I'm not going to tell you how the movie ends except to say that his friend, Bennett Marco, played by Frank Sinatra, figures out what happened and also figures out how to pull Raymond out of it, to disrupt the mental circuit. But, the question is: is it too late? It's a race against time.
But, at least in the fictional version, they came up with a reason why Raymond Shaw flipped out, why he did what he did. Is it plausible? I don't know. but watching movies is all about suspending disbelief, and I had no trouble accepting it and getting into it.
But, in Oswald's case, it is supposed to be a true story. At least in the movie, they provided a reason for Raymond's monstrousness. But, in the real life story, we have never been given a reason, plausible or implausible, for Lee's monstrousness. He was just sitting there reading in the most normal and harmless situation that you could possibly imagine, and then he saw that motorcade route in the paper, and it was like flicking a switch. He suddenly turned into Raymond Shaw.

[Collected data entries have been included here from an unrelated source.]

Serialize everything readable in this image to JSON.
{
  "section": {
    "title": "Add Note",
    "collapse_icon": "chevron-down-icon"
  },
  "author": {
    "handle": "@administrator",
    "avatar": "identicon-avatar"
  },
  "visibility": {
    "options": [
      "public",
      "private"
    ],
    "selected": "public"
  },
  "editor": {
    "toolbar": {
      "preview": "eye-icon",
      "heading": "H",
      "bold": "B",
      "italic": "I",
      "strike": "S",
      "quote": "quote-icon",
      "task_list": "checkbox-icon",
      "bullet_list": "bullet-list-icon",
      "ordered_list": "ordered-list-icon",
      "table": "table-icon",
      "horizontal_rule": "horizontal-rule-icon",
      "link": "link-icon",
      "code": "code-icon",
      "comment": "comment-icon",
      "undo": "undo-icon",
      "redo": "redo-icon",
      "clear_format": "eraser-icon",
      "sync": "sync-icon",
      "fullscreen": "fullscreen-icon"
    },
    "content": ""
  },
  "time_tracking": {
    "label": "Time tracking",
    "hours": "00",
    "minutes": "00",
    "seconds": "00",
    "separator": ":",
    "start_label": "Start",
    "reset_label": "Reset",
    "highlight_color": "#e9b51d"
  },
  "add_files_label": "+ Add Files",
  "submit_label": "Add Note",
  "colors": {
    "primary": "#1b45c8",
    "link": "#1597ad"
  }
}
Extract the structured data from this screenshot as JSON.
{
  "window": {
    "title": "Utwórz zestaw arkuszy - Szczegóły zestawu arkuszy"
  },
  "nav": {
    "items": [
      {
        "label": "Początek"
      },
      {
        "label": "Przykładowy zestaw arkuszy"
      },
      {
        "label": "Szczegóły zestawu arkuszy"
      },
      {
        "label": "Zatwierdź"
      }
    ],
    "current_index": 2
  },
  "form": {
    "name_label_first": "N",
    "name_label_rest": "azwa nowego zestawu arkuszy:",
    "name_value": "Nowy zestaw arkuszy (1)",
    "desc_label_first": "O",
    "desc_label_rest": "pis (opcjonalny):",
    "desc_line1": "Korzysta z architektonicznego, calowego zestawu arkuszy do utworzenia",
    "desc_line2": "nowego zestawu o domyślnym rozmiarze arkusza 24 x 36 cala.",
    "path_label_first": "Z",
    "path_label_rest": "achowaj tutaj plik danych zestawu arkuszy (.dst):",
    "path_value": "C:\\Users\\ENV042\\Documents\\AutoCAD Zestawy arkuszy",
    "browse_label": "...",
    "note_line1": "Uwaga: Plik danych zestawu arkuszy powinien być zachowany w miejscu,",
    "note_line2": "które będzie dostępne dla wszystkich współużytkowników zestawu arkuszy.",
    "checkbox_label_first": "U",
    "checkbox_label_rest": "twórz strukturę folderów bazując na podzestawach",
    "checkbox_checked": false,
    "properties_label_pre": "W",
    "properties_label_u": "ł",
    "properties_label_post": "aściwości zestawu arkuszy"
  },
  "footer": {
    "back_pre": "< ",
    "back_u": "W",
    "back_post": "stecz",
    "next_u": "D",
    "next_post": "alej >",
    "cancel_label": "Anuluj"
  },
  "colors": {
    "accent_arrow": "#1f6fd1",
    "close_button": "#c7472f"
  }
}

It is very foolish to think that Oswald had a motive to kill Kennedy. It isn't legitimate to use the word "motive." All they can claim is that he went nuts at the sight of the motorcade route- in a way that is distinct and apart from any real-life experience that we know of. There is NOTHING comparable to it. And there is no one in the annals of crime who is comparable to Lee Harvey Oswald, as history knows him to be.